What Makes Up This Main Reason
Despite the fact that I said there was only reason, the sub-reasons all factor into the one main reason.
- Ads – A major problem that many bloggers have is balancing the right number of ads on their site. Generally, they have too many, and this detracts from the value of your blog.
- No Engagement Methods – Some blogs don’t even have the ability to comment on them (it may be turned off completely or on popular posts). The best advice that I can give is to focus solely on engaging your readers, through invitations to respond to what they think, to polls, to other plugins that might make them more likely to stick around.
- No New Content – Seeing that there is no new content will make visitors leave, unless of course it is the first time visiting your site and you previously had something interesting to read about.
- No Focus – The focus that your blog has is important. When you can’t differentiate your blog from a news site that covers thousands of topics, there is a problem, unless you are trying to become an all-in-one news site.
- Too Much Content – When visitors can’t find what they are looking for easily, they tend to leave more often than sticking around and hoping that they can find it.
- No Call to Action – Unless you inform your readers that you want them to subscribe, there is really no reason for them to look for a subscribe button, especially if it isn’t in their browser address bar.

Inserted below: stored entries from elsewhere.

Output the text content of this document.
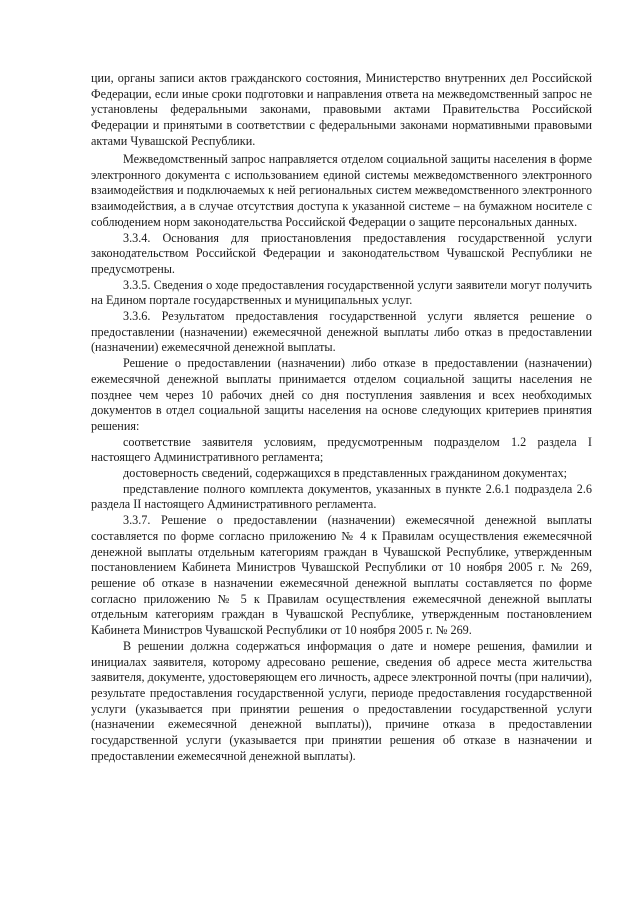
ции, органы записи актов гражданского состояния, Министерство внутренних дел Российской Федерации, если иные сроки подготовки и направления ответа на межведомственный запрос не установлены федеральными законами, правовыми актами Правительства Российской Федерации и принятыми в соответствии с федеральными законами нормативными правовыми актами Чувашской Республики.

Межведомственный запрос направляется отделом социальной защиты населения в форме электронного документа с использованием единой системы межведомственного электронного взаимодействия и подключаемых к ней региональных систем межведомственного электронного взаимодействия, а в случае отсутствия доступа к указанной системе – на бумажном носителе с соблюдением норм законодательства Российской Федерации о защите персональных данных.

3.3.4. Основания для приостановления предоставления государственной услуги законодательством Российской Федерации и законодательством Чувашской Республики не предусмотрены.

3.3.5. Сведения о ходе предоставления государственной услуги заявители могут получить на Едином портале государственных и муниципальных услуг.

3.3.6. Результатом предоставления государственной услуги является решение о предоставлении (назначении) ежемесячной денежной выплаты либо отказ в предоставлении (назначении) ежемесячной денежной выплаты.

Решение о предоставлении (назначении) либо отказе в предоставлении (назначении) ежемесячной денежной выплаты принимается отделом социальной защиты населения не позднее чем через 10 рабочих дней со дня поступления заявления и всех необходимых документов в отдел социальной защиты населения на основе следующих критериев принятия решения:

соответствие заявителя условиям, предусмотренным подразделом 1.2 раздела I настоящего Административного регламента;

достоверность сведений, содержащихся в представленных гражданином документах;

представление полного комплекта документов, указанных в пункте 2.6.1 подраздела 2.6 раздела II настоящего Административного регламента.

3.3.7. Решение о предоставлении (назначении) ежемесячной денежной выплаты составляется по форме согласно приложению № 4 к Правилам осуществления ежемесячной денежной выплаты отдельным категориям граждан в Чувашской Республике, утвержденным постановлением Кабинета Министров Чувашской Республики от 10 ноября 2005 г. № 269, решение об отказе в назначении ежемесячной денежной выплаты составляется по форме согласно приложению № 5 к Правилам осуществления ежемесячной денежной выплаты отдельным категориям граждан в Чувашской Республике, утвержденным постановлением Кабинета Министров Чувашской Республики от 10 ноября 2005 г. № 269.

В решении должна содержаться информация о дате и номере решения, фамилии и инициалах заявителя, которому адресовано решение, сведения об адресе места жительства заявителя, документе, удостоверяющем его личность, адресе электронной почты (при наличии), результате предоставления государственной услуги, периоде предоставления государственной услуги (указывается при принятии решения о предоставлении государственной услуги (назначении ежемесячной денежной выплаты)), причине отказа в предоставлении государственной услуги (указывается при принятии решения об отказе в назначении и предоставлении ежемесячной денежной выплаты).
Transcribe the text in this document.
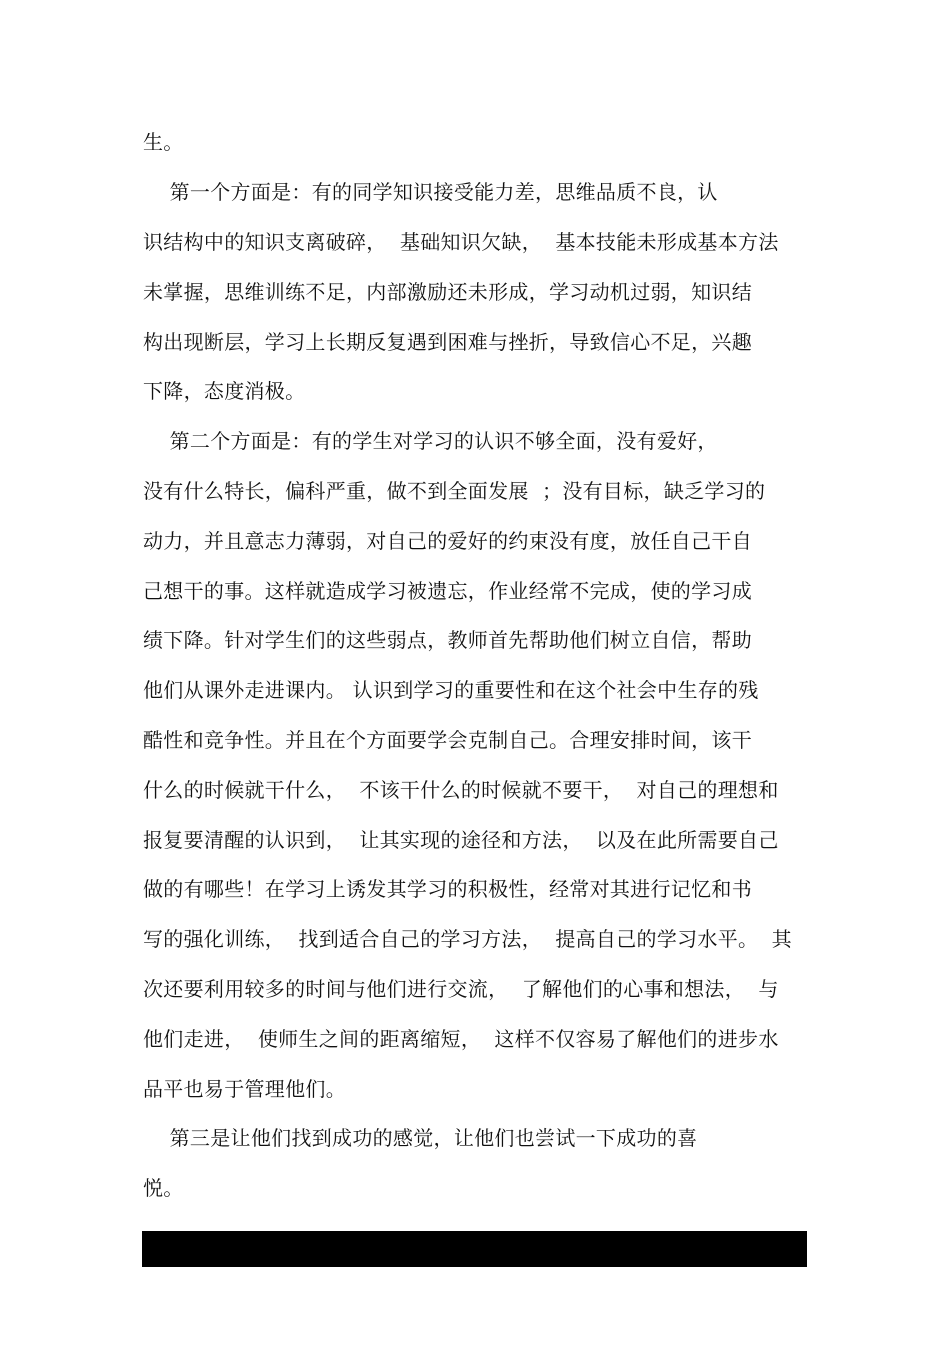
生。
第一个方面是：有的同学知识接受能力差，思维品质不良，认
识结构中的知识支离破碎，  基础知识欠缺，  基本技能未形成基本方法
未掌握，思维训练不足，内部激励还未形成，学习动机过弱，知识结
构出现断层，学习上长期反复遇到困难与挫折，导致信心不足，兴趣
下降，态度消极。
第二个方面是：有的学生对学习的认识不够全面，没有爱好，
没有什么特长，偏科严重，做不到全面发展  ；没有目标，缺乏学习的
动力，并且意志力薄弱，对自己的爱好的约束没有度，放任自己干自
己想干的事。这样就造成学习被遗忘，作业经常不完成，使的学习成
绩下降。针对学生们的这些弱点，教师首先帮助他们树立自信，帮助
他们从课外走进课内。 认识到学习的重要性和在这个社会中生存的残
酷性和竞争性。并且在个方面要学会克制自己。合理安排时间，该干
什么的时候就干什么，  不该干什么的时候就不要干，  对自己的理想和
报复要清醒的认识到，  让其实现的途径和方法，  以及在此所需要自己
做的有哪些！在学习上诱发其学习的积极性，经常对其进行记忆和书
写的强化训练，  找到适合自己的学习方法，  提高自己的学习水平。  其
次还要利用较多的时间与他们进行交流，  了解他们的心事和想法，  与
他们走进，  使师生之间的距离缩短，  这样不仅容易了解他们的进步水
品平也易于管理他们。
第三是让他们找到成功的感觉，让他们也尝试一下成功的喜
悦。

- Brief Content – Even though content can be overwhelming, you have to be aware that “brief” content doesn’t provide much value, either.
- No Reason to Come Back – If your visitors don’t see new content, they will be more inclined to leave, which in turn also leads to a decrease in return traffic, from people who may have bookmarked or subscribed to your blog.
How to Combat This Problem
In the past, I have stated that you shouldn’t always listen to your visitors since they aren’t technically running your blog, but if you are unable to capture your audience, you should start listening up. They are the ones that will ultimately help you grow, increasing traffic, subscribers, and profit as time progresses. All of these factors ultimately come into play as you run your blog, and unless you do it properly, your bounce rate and conversion rate for visitors to subscribers probably won’t see any major increase.




A question : What is #5 ?
Oops, it looks like I hit the Publish button too soon. The additional content has been added.
Nice tips again. I cant get enough . So im subscribe to your RSS feed.
I guess by listening to your audience you mean paying attention to the posts they leave comments on vs. the ones they don’t. That would give you a clear indication of the topics that are most interesting to those who drop by your blog.
Thanks for sharing – good tips and interesting site.
very useful tips you got here. You’re correct, some people (including me) get irritated when Comments is disabled; Blog authors wonder why they are not having any comments only to discover that they disabled the comments. keep it up sir
Thank you for your awesome and invaluable tips. I will use them for the new sites, I will design for sure. Appreciate it. I will come back after I receive the results of the new approach to share.
Thank You for providing useful information.